No litoral norte do Rio Grande do Sul, a pesca se desenvolve no âmbito de uma lógica econômica local, onde a produção do pescado é realizada dentro dos núcleos familiares, bem como a comercialização é feita nas próprias residências e em estruturas anexas (Silva, 2012). Nos ambientes límnicos dos espelhos d’água e rios que compõem o ‘rosário de lagoas’ do litoral norte, as pequenas embarcações, não maiores do que seis metros, sejam com motorização ou varejões2, marcam a paisagem local.

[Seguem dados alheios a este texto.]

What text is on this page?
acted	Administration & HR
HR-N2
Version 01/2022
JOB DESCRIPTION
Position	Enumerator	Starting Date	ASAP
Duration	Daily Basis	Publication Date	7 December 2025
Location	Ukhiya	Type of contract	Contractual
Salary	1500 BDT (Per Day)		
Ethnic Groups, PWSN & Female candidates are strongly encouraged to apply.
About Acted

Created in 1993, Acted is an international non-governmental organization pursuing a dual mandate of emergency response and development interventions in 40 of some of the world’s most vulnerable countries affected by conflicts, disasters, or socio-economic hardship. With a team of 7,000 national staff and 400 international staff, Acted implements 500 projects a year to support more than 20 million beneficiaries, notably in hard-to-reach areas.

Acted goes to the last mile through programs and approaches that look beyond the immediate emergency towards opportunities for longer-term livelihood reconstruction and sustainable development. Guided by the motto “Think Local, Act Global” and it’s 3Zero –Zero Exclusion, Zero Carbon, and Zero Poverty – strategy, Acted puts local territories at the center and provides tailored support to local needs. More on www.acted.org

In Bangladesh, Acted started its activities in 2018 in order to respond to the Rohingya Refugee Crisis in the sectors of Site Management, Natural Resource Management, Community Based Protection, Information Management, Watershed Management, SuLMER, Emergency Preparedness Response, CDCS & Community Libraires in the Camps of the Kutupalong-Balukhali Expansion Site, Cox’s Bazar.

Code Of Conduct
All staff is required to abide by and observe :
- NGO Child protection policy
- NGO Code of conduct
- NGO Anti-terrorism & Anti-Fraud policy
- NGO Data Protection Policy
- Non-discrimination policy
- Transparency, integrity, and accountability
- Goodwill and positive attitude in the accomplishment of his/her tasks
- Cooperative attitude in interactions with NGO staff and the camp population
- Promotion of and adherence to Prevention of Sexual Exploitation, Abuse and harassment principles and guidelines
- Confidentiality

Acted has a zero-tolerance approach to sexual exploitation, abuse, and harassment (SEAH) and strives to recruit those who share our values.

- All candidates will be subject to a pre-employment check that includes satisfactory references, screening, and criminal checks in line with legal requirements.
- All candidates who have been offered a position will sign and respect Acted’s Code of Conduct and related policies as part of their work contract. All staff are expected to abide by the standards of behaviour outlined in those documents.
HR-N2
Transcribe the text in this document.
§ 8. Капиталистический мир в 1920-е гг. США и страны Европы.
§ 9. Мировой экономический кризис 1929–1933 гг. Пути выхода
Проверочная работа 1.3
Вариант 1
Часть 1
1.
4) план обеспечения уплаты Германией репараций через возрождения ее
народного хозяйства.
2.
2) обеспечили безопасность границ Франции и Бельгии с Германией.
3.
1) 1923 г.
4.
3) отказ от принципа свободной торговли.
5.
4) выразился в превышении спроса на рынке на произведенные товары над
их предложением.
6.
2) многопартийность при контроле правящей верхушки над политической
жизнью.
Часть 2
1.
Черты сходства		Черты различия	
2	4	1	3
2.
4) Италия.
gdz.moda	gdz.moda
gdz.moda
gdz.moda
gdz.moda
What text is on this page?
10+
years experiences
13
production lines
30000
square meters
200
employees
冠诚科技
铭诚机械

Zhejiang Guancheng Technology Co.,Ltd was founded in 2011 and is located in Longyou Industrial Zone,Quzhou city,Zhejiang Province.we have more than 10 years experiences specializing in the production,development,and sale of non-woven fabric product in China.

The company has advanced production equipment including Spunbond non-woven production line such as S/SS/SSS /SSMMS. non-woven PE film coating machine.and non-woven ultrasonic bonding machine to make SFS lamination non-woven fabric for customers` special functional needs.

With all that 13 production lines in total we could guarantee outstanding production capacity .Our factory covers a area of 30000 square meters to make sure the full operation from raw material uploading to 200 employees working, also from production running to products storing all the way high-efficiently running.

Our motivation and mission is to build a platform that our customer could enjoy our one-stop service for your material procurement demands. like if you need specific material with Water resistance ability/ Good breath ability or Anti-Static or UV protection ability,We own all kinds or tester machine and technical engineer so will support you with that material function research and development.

Nestes ambientes de sociabilidade, os pescadores se apropriam dos espaços, constroem seu território e concretizam seus conhecimentos nas vivências com objetos, seres e lugares. O calendário da pesca no litoral norte do Rio Grande do Sul é ditado pelo quadrante de origem do vento, que muda de estação para estação, condicionando uma periódica salinidade (estacional), modificando completamente o hábito das espécies pescadas e, com elas, os pesqueiros (Wagner et al., 2020). A orientação do vento muda também a condição de navegação na superfície das lagoas, obrigando os pescadores a modificarem os tipos de embarcações, entre o ‘canoão’ de madeira empurrado de varejão nos rasos e banhados, cujo fundo em ‘v’ atua como uma quilha longitudinal, dando estabilidade e mantendo direção em períodos (ou mesmo dias) de vento. Essa realidade fica muito bem expressa na frase “Com vento a lagoa vira mar . . .” (Silva, 2015, p. 537). Nos períodos (ou dias) de calmaria, quando a lagoa fica espelhada, os barcos de alumínio com fundo chato, mais leves, são utilizados para deslocamentos mais longos e pesca em áreas mais profundas. A motorização destas embarcações auxilia o arrasto das redes mais longas que, naturalmente, são mais pesadas (Silva, 2018; Wagner & Silva, 2020).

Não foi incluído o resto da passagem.